Als Einschränkung ihrer Studie nennen die Forscherinnen und Forscher, dass die Definition der angeborenen Anomalie nicht spezifisch sei und sehr unterschiedlich sein kann. Außerdem könne man annehmen, dass Frauen, die eine medikamentöse Behandlung ihrer ADHS während der Schwangerschaft fortsetzen, unter einer schweren Form leiden. Der Schweregrad sei in Studien aber meist nicht angegeben.

Methylphenidat und Atomoxetin gelten als sicher

Die Autoren konkludieren, dass die Evidenz zur Einnahme von Methylphenidat und Atomoxetin während der Schwangerschaft laut der aktuellen Metaanalyse darauf hindeute, dass Methylphenidat oder Atomoxetin während der Schwangerschaft sicher ist. Trotzdem seien weitere Studien notwendig, um schwangere Frauen mit ADHS zu unterstützen, die Schwangerschaft gut zu bewältigen, ihr Wohlbefinden möglichst zu erhalten und Rückfälle zu vermeiden.

Literatur

[1]          Di Giacomo E et al. Methylphenidate and Atomoxetine in Pregnancy and Possible Adverse Fetal Outcomes: A Systematic Review and Meta-Analysis. JAMA Netw Open 2024;7(11):e2443648, doi:10.1001/jamanetworkopen.2024.43648

[2]          Ludwig W-D, Mühlbauer B, Seifert R. Arzneiverordnungs-

Report 2023, Springer Nature 2023, ISBN 978-3-662-68370-5

Experteninterview 

Prof. Dr. Sarah Kittel-Schneider, University College Cork, Cork in Irland ordnet die Metaanalyse im Experteninterview mit der DAZ ein. 

Prof. Dr. Sarah Kittel-Schneider, University College Cork, Cork in Irland

DAZ: Wie wurde eine Medikation mit Methylphenidat oder Atomoxetin bei einer Therapie in der Schwangerschaft bisher eingeschätzt und passen die Ergebnisse der Studie zu den vorhandenen Erkenntnissen?  

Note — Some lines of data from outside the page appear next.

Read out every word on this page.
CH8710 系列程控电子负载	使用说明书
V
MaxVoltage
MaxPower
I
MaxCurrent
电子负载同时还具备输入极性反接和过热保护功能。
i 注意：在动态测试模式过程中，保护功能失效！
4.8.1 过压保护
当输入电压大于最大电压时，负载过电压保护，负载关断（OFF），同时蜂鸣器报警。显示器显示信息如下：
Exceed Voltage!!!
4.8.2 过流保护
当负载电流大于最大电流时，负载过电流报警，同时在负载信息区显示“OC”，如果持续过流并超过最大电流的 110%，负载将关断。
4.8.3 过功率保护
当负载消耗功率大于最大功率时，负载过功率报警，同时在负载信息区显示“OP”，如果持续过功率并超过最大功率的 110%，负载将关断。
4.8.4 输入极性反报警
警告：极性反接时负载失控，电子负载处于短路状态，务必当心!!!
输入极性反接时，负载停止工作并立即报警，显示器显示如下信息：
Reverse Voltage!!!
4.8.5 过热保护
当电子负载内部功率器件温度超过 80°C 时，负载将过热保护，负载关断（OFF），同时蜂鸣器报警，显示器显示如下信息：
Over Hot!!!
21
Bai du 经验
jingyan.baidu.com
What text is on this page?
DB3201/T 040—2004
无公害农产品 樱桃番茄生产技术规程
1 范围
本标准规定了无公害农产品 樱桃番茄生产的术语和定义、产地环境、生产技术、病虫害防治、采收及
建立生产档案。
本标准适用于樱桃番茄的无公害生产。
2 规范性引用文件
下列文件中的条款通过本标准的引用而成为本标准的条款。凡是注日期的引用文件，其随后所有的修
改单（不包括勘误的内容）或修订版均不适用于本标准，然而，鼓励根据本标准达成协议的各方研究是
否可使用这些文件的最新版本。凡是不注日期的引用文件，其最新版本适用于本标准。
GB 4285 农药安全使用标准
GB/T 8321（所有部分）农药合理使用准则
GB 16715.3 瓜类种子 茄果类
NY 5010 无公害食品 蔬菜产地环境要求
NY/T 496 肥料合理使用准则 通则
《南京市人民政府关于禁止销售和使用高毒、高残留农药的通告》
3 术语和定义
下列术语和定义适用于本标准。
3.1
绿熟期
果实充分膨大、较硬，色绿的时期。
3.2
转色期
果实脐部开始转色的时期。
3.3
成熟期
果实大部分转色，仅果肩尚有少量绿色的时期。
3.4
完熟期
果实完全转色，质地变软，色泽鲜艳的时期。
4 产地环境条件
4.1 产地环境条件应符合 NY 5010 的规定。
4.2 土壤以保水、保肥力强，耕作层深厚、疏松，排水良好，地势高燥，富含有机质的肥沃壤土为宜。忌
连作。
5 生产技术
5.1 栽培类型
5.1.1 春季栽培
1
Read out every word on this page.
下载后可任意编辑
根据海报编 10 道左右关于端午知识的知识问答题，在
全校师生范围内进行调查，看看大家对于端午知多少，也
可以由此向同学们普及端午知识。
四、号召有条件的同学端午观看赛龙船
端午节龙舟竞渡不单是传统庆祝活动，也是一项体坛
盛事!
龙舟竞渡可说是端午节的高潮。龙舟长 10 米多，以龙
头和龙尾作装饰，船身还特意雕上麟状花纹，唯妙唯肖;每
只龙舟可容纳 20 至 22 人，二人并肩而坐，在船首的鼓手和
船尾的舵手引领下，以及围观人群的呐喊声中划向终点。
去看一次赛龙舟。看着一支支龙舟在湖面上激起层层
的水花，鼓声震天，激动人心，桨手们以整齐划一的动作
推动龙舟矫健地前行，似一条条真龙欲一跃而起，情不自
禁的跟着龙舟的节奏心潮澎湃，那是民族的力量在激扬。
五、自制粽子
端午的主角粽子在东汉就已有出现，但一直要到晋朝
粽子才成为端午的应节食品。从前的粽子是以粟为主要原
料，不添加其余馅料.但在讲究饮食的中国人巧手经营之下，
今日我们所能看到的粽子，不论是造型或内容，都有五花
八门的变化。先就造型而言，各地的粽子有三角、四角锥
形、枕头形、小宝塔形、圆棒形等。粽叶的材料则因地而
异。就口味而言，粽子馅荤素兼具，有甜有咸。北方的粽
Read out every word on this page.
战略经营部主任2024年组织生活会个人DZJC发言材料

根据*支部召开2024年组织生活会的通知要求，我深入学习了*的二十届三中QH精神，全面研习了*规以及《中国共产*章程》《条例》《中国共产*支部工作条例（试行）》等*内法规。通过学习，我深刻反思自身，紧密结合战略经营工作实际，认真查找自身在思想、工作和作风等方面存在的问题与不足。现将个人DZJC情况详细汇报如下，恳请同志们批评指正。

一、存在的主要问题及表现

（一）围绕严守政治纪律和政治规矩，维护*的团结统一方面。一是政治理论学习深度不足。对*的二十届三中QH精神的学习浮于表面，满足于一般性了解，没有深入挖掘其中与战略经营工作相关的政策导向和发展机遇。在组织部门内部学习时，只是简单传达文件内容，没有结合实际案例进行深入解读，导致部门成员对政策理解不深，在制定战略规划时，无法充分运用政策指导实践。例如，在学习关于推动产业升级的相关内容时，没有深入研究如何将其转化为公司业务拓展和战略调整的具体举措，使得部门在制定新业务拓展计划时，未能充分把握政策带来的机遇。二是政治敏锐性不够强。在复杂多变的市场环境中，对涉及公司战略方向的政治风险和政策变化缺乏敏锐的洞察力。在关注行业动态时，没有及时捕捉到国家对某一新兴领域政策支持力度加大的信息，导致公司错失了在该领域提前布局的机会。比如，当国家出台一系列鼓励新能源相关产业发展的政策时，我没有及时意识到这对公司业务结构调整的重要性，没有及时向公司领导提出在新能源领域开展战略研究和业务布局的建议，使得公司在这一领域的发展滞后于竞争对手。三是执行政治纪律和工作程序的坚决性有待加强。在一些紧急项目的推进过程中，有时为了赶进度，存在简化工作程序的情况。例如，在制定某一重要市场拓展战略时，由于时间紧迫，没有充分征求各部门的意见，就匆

Kittel-Schneider: Die Datenlage zu Methylphenidat ist schon seit einigen Jahren als ausreichend gut einzuschätzen, was das geringe bzw. nicht vorhandene Fehlbildungsrisiko angeht, und auch der Einsatz im 2. und 3. Trimester galt schon seit einiger Zeit nach individueller Nutzen-Risiko-Einschätzung als vertretbar. Atomoxetin in der Schwangerschaft wurde noch eher zurückhaltend beurteilt, da die Datenlage deutlich begrenzter war im Vergleich zu Methylphenidat. Frühere Studien zeigten bei sowohl Methylphenidat wie auch Atomoxetin keine klaren Hinweise auf ein generell erhöhtes Fehlbildungsrisiko, aber es gab Bedenken bezüglich möglicher Risiken wie Spontanaborte oder kardiovaskulären Fehlbildungen. Die neuen Ergebnisse passen weitgehend zu den vorhandenen Erkenntnissen, bestätigen aber mit einer größeren Datenbasis die relative Sicherheit dieser Medikamente in allen Trimestern der Schwangerschaft.

DAZ: Gibt die Metaanalyse Entwarnung bzw. mehr Sicherheit für schwangere Frauen mit ADHS?

Kittel-Schneider: Die Metaanalyse gibt tatsächlich noch mehr Sicherheit für schwangere Frauen mit ADHS. Sie zeigt, dass die Anwendung von Methylphenidat oder Atomoxetin während der Schwangerschaft nicht mit einem signifikant erhöhten Risiko für angeborene Fehlbildungen oder Fehlgeburten verbunden ist. Dies bestätigt frühere Erkenntnisse mit einer größeren Stichprobe und stärkerer statistischer Aussagekraft.

DAZ: Haben die Ergebnisse Auswirkungen auf die Praxis?

Kittel-Schneider: Die Ergebnisse könnten durchaus Auswirkungen auf die klinische Praxis haben: Sie könnten zu einer weniger restriktiven Verschreibungspraxis bei schwangeren Frauen mit ADHS führen, die eine Behandlung benötigen. Ärztinnen und Ärzte können nun noch fundiertere Beratungsgespräche mit schwangeren Patientinnen führen und ihnen noch mehr Sicherheit bezüglich der Medikamenteneinnahme geben. Es könnte zu einer Neubewertung der Risiko-Nutzen-Abwägung kommen, wobei die Vorteile einer Behandlung für die Mutter stärker berücksichtigt werden könnten. Allerdings ist zu beachten, dass trotz der ermutigenden Ergebnisse weiterhin eine individuelle Nutzen-Risiko-Abwägung für jede Patientin erfolgen sollte, was aber für jegliche Behandlung mit Medikamenten in der Schwangerschaft und Stillzeit zutrifft. Zudem sind weitere Studien, insbesondere zu Langzeitauswirkungen auf die kindliche Entwicklung, wünschenswert.